Extrait :
Extrait de l'avant-propos
Le changement n'est plus ce qu'il était
Je suis né à Paris le 30 juin 1949. Ce qui signifie que j'ai grandi et passé une partie de ma vie d'adulte, personnelle et professionnelle, dans une France bien différente de celle que nous habitons aujourd'hui. Dans cette France de naguère, on croyait à la politique. Dans cette France d'autrefois, l'histoire devait déjà répondre de ses crimes, mais elle semblait encore porteuse de sens.

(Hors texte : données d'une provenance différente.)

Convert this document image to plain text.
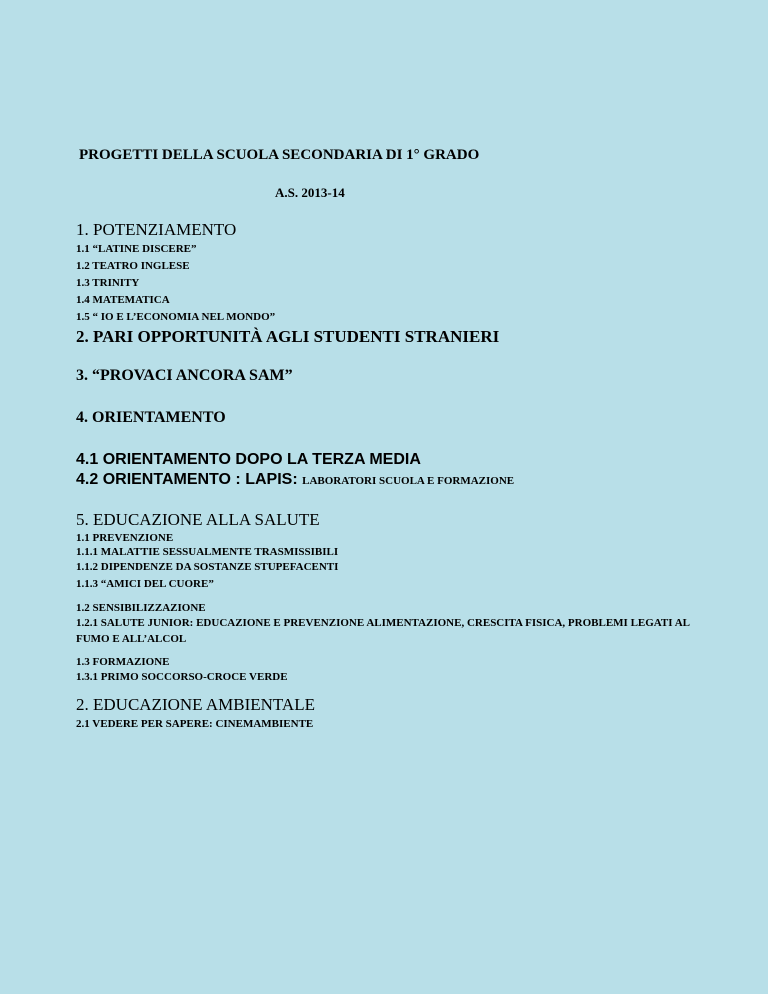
PROGETTI DELLA SCUOLA SECONDARIA DI 1° GRADO
A.S. 2013-14

1. POTENZIAMENTO

1.1 “LATINE DISCERE”

1.2 TEATRO INGLESE

1.3 TRINITY

1.4 MATEMATICA

1.5 “ IO E L’ECONOMIA NEL MONDO”

2. PARI OPPORTUNITÀ AGLI STUDENTI STRANIERI

3. “PROVACI ANCORA SAM”

4. ORIENTAMENTO

4.1 ORIENTAMENTO DOPO LA TERZA MEDIA

4.2 ORIENTAMENTO : LAPIS: LABORATORI SCUOLA E FORMAZIONE

5. EDUCAZIONE ALLA SALUTE

1.1 PREVENZIONE

1.1.1 MALATTIE SESSUALMENTE TRASMISSIBILI

1.1.2 DIPENDENZE DA SOSTANZE STUPEFACENTI

1.1.3 “AMICI DEL CUORE”

1.2 SENSIBILIZZAZIONE

1.2.1 SALUTE JUNIOR: EDUCAZIONE E PREVENZIONE ALIMENTAZIONE, CRESCITA FISICA, PROBLEMI LEGATI AL FUMO E ALL’ALCOL

1.3 FORMAZIONE

1.3.1 PRIMO SOCCORSO-CROCE VERDE

2. EDUCAZIONE AMBIENTALE

2.1 VEDERE PER SAPERE: CINEMAMBIENTE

En mai 68, je terminais mon année de khâgne au lycée Henri-IV. Je m'étais mis au vert, dans un village de Sologne, pour préparer, avec un ami, le concours d'entrée à l'École normale supérieure. Nous révisions le jour, je paniquais la nuit, le monde n'existait plus, il n'y avait de place dans ma vie que pour cette échéance. J'ai donc été pris au dépourvu par ce qu'on a appelé tout de suite les événements : ils ont déboulé sans préavis. Malgré mon voeu de ne pas me laisser distraire, je les ai d'abord suivis l'oreille collée à un transistor. Mais très vite, cette passivité m'a pesé. Je n'ai pas voulu, je n'ai pas pu rester en plan et continuer de faire tapisserie dans un hôtel coquet et tranquille, à la campagne.

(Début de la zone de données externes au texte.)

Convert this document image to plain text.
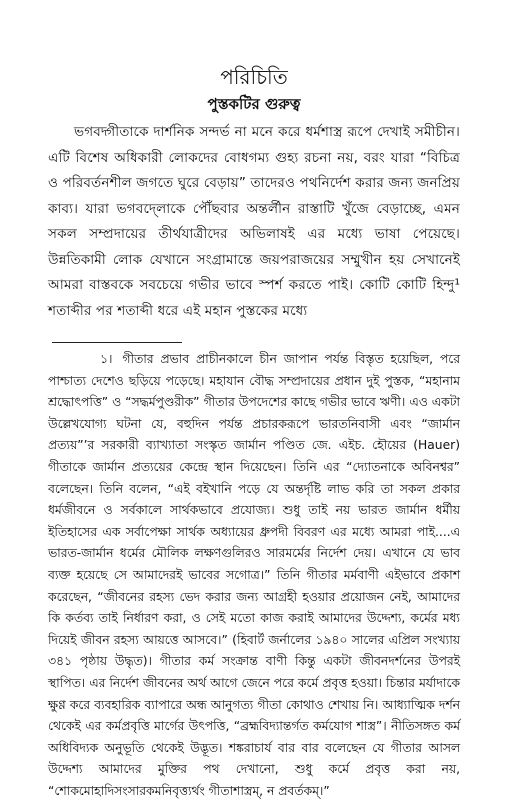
পরিচিতি
পুস্তকটির গুরুত্ব

ভগবদ্গীতাকে দার্শনিক সন্দর্ভ না মনে করে ধর্মশাস্ত্র রূপে দেখাই সমীচীন। এটি বিশেষ অধিকারী লোকদের বোধগম্য গুহ্য রচনা নয়, বরং যারা “বিচিত্র ও পরিবর্তনশীল জগতে ঘুরে বেড়ায়” তাদেরও পথনির্দেশ করার জন্য জনপ্রিয় কাব্য। যারা ভগবদ্লোকে পৌঁছবার অন্তর্লীন রাস্তাটি খুঁজে বেড়াচ্ছে, এমন সকল সম্প্রদায়ের তীর্থযাত্রীদের অভিলাষই এর মধ্যে ভাষা পেয়েছে। উন্নতিকামী লোক যেখানে সংগ্রামান্তে জয়পরাজয়ের সম্মুখীন হয় সেখানেই আমরা বাস্তবকে সবচেয়ে গভীর ভাবে স্পর্শ করতে পাই। কোটি কোটি হিন্দু¹ শতাব্দীর পর শতাব্দী ধরে এই মহান পুস্তকের মধ্যে

১। গীতার প্রভাব প্রাচীনকালে চীন জাপান পর্যন্ত বিস্তৃত হয়েছিল, পরে পাশ্চাত্য দেশেও ছড়িয়ে পড়েছে। মহাযান বৌদ্ধ সম্প্রদায়ের প্রধান দুই পুস্তক, “মহানাম শ্রদ্ধোৎপত্তি” ও “সদ্ধর্মপুণ্ডরীক” গীতার উপদেশের কাছে গভীর ভাবে ঋণী। এও একটা উল্লেখযোগ্য ঘটনা যে, বহুদিন পর্যন্ত প্রচারকরূপে ভারতনিবাসী এবং “জার্মান প্রত্যয়”’র সরকারী ব্যাখ্যাতা সংস্কৃত জার্মান পণ্ডিত জে. এইচ. হৌয়ের (Hauer) গীতাকে জার্মান প্রত্যয়ের কেন্দ্রে স্থান দিয়েছেন। তিনি এর “দ্যোতনাকে অবিনশ্বর” বলেছেন। তিনি বলেন, “এই বইখানি পড়ে যে অন্তর্দৃষ্টি লাভ করি তা সকল প্রকার ধর্মজীবনে ও সর্বকালে সার্থকভাবে প্রযোজ্য। শুধু তাই নয় ভারত জার্মান ধর্মীয় ইতিহাসের এক সর্বাপেক্ষা সার্থক অধ্যায়ের ধ্রুপদী বিবরণ এর মধ্যে আমরা পাই....এ ভারত-জার্মান ধর্মের মৌলিক লক্ষণগুলিরও সারমর্মের নির্দেশ দেয়। এখানে যে ভাব ব্যক্ত হয়েছে সে আমাদেরই ভাবের সগোত্র।” তিনি গীতার মর্মবাণী এইভাবে প্রকাশ করেছেন, “জীবনের রহস্য ভেদ করার জন্য আগ্রহী হওয়ার প্রয়োজন নেই, আমাদের কি কর্তব্য তাই নির্ধারণ করা, ও সেই মতো কাজ করাই আমাদের উদ্দেশ্য, কর্মের মধ্য দিয়েই জীবন রহস্য আয়ত্তে আসবে।” (হিবার্ট জর্নালের ১৯৪০ সালের এপ্রিল সংখ্যায় ৩৪১ পৃষ্ঠায় উদ্ধৃত)। গীতার কর্ম সংক্রান্ত বাণী কিন্তু একটা জীবনদর্শনের উপরই স্থাপিত। এর নির্দেশ জীবনের অর্থ আগে জেনে পরে কর্মে প্রবৃত্ত হওয়া। চিন্তার মর্যাদাকে ক্ষুণ্ণ করে ব্যবহারিক ব্যাপারে অন্ধ আনুগত্য গীতা কোথাও শেখায় নি। আধ্যাত্মিক দর্শন থেকেই এর কর্মপ্রবৃত্তি মার্গের উৎপত্তি, “ব্রহ্মবিদ্যান্তর্গত কর্মযোগ শাস্ত্র”। নীতিসঙ্গত কর্ম অধিবিদ্যক অনুভূতি থেকেই উদ্ভূত। শঙ্করাচার্য বার বার বলেছেন যে গীতার আসল উদ্দেশ্য আমাদের মুক্তির পথ দেখানো, শুধু কর্মে প্রবৃত্ত করা নয়, “শোকমোহাদিসংসারকমনিবৃত্ত্যর্থং গীতাশাস্ত্রম্, ন প্রবর্তকম্।”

Revenu à Paris après les premiers heurts entre les étudiants et la police, j'ai pleinement vécu ce moment de grâce, cette interruption sabbatique de la vie courante où les gens ne se croisaient plus mais s'écoutaient et se disputaient la parole. Avec la participation de chacun et à la stupeur générale, la fourmilière était devenue une agora. Rien n'échappait à la critique, on se grisait de tout repenser, de tout reprendre, de tout refaire. Et cela dehors, à ciel ouvert, dans une ville soudain libérée de la tyrannie des transports : les rues n'étaient plus abaissées au rang de voies de passage, les voitures cédaient le terrain, le verbe emplissait l'espace. Un verbe, il est vrai, très codé : moi qui n'avais jamais milité, je me suis découvert, comme la plupart de mes interlocuteurs, une surprenante facilité à apprendre et à parler l'idiome révolutionnaire. J'ai chanté «Bella Ciao», en manifestant boulevard Saint- Michel, j'ai rédigé des affiches, j'ai perdu ma voix dans les assemblées générales et, avec d'autres khâgneux, ensorcelés par le slogan «Soyez réalistes, demandez l'impossible !», j'ai exigé le report du concours au mois de septembre. Nous avons obtenu gain de cause. Avec l'été a sonné l'heure de la dispersion, nous nous sommes égaillés dans la nature, nous avons passé des vacances inquiètes et studieuses : l'histoire redevenait une matière, le latin reprenait ses droits. Je me suis, pour ma part, plongé dans mes fiches, j'ai bachoté, j'ai concouru, j'ai échoué et j'ai intégré l'année suivante l'École normale supérieure de Saint-Cloud, installée aujourd'hui à Lyon. Mais je n'en avais pas fini avec la passion politique.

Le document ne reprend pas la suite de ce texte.